Historically we have stated that truncation is not transactional: if a range truncate is in progress and another transaction happens to insert a key into the same range, the behavior is not well defined. This is a hedge for a pair of known bugs, both limited to logged trees. One is that if the truncation passes NULL instead of a cursor for the start and/or end point and that point changes concurrently, it is possible for log replay to find and use a different position for the start or end of the tree than occurred in the original transaction.

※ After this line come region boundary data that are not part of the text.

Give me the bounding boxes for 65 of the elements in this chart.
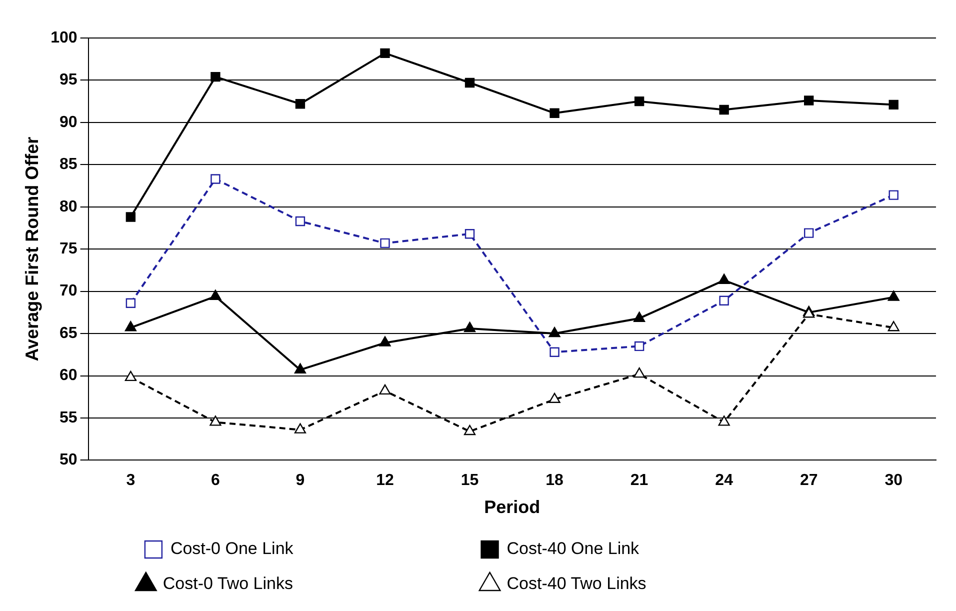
point <box>888 190 898 200</box>
x-tick-label: 30 <box>884 472 903 490</box>
x-tick-label: 24 <box>715 472 734 490</box>
point <box>888 321 900 332</box>
y-tick-label: 90 <box>60 114 78 131</box>
legend-label: Cost-40 Two Links <box>506 574 816 594</box>
y-tick-label: 70 <box>60 282 78 300</box>
point <box>804 96 814 106</box>
y-tick-label: 95 <box>60 72 78 89</box>
point <box>634 312 646 322</box>
point <box>888 100 898 110</box>
x-tick-label: 15 <box>460 472 479 490</box>
point <box>719 104 729 115</box>
point <box>548 392 560 404</box>
point <box>804 228 814 238</box>
point <box>634 367 646 378</box>
point <box>380 48 390 58</box>
point <box>634 341 644 352</box>
point <box>634 96 644 106</box>
x-axis-title: Period <box>484 497 540 518</box>
point <box>719 296 729 306</box>
point <box>126 212 136 222</box>
point <box>210 290 222 300</box>
point <box>464 229 475 239</box>
y-tick-label: 75 <box>60 240 78 258</box>
point <box>126 298 136 308</box>
point <box>548 326 560 338</box>
y-tick-label: 100 <box>50 29 78 46</box>
point <box>210 174 220 184</box>
point <box>379 336 391 346</box>
y-tick-label: 85 <box>60 156 78 174</box>
point <box>124 321 136 332</box>
point <box>294 423 306 434</box>
point <box>210 72 220 82</box>
legend-label: Cost-0 Two Links <box>162 574 463 594</box>
point <box>464 424 476 436</box>
point <box>550 347 560 357</box>
x-tick-label: 6 <box>211 472 220 490</box>
point <box>550 108 560 118</box>
point <box>380 238 390 248</box>
x-tick-label: 9 <box>296 472 305 490</box>
point <box>379 384 391 395</box>
x-tick-label: 12 <box>376 472 394 490</box>
x-tick-label: 18 <box>546 472 564 490</box>
x-tick-label: 3 <box>126 472 136 490</box>
y-tick-label: 65 <box>60 324 78 342</box>
y-tick-label: 60 <box>60 367 78 384</box>
y-tick-label: 50 <box>60 452 78 469</box>
x-tick-label: 21 <box>630 472 648 490</box>
point <box>294 363 306 374</box>
y-tick-label: 55 <box>60 409 78 426</box>
point <box>464 78 475 88</box>
legend-label: Cost-40 One Link <box>506 539 810 558</box>
point <box>718 416 730 426</box>
legend-label: Cost-0 One Link <box>170 539 464 558</box>
y-axis-title: Average First Round Offer <box>22 136 42 362</box>
point <box>295 216 306 226</box>
x-tick-label: 27 <box>800 472 818 490</box>
point <box>295 99 306 109</box>
y-tick-label: 80 <box>60 198 78 216</box>
point <box>210 416 222 426</box>
point <box>124 370 136 382</box>
point <box>464 322 476 332</box>
point <box>888 290 900 301</box>
point <box>718 274 730 284</box>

The other is a bit more complicated. However, to understand its behavior one must recognize that truncate is a read-write operation: it scans the tree from the start key to the end key and deletes every value it finds. Concurrent updates where the same scan and update done manually would report a conflict cause truncate to report a conflict. Concurrent updates that this scan would miss (for example, insertion of new rows in a row-store tree) will be skipped over by the truncate and not cause a conflict. (This is a form of phantom behavior and is a result of the isolation model, not a transaction bug.) The second logging bug is that these phantom writes, which should be left alone, are removed by log recovery if the transaction that created them commits before the truncate. The logging for truncate saves the endpoints of the truncate range, not the individual data items removed, and consequently when replayed with additional items visible it removes them as well.

Note that pages where conflicts (including prepare conflicts) are possible are always slow-truncated, and the slow truncate path uses the same update logic as all other updates; apart from possible logging issues it would be difficult for truncate to be non-transactional.

For the time being, the hedge remains in the user documentation and no guarantees are made to users.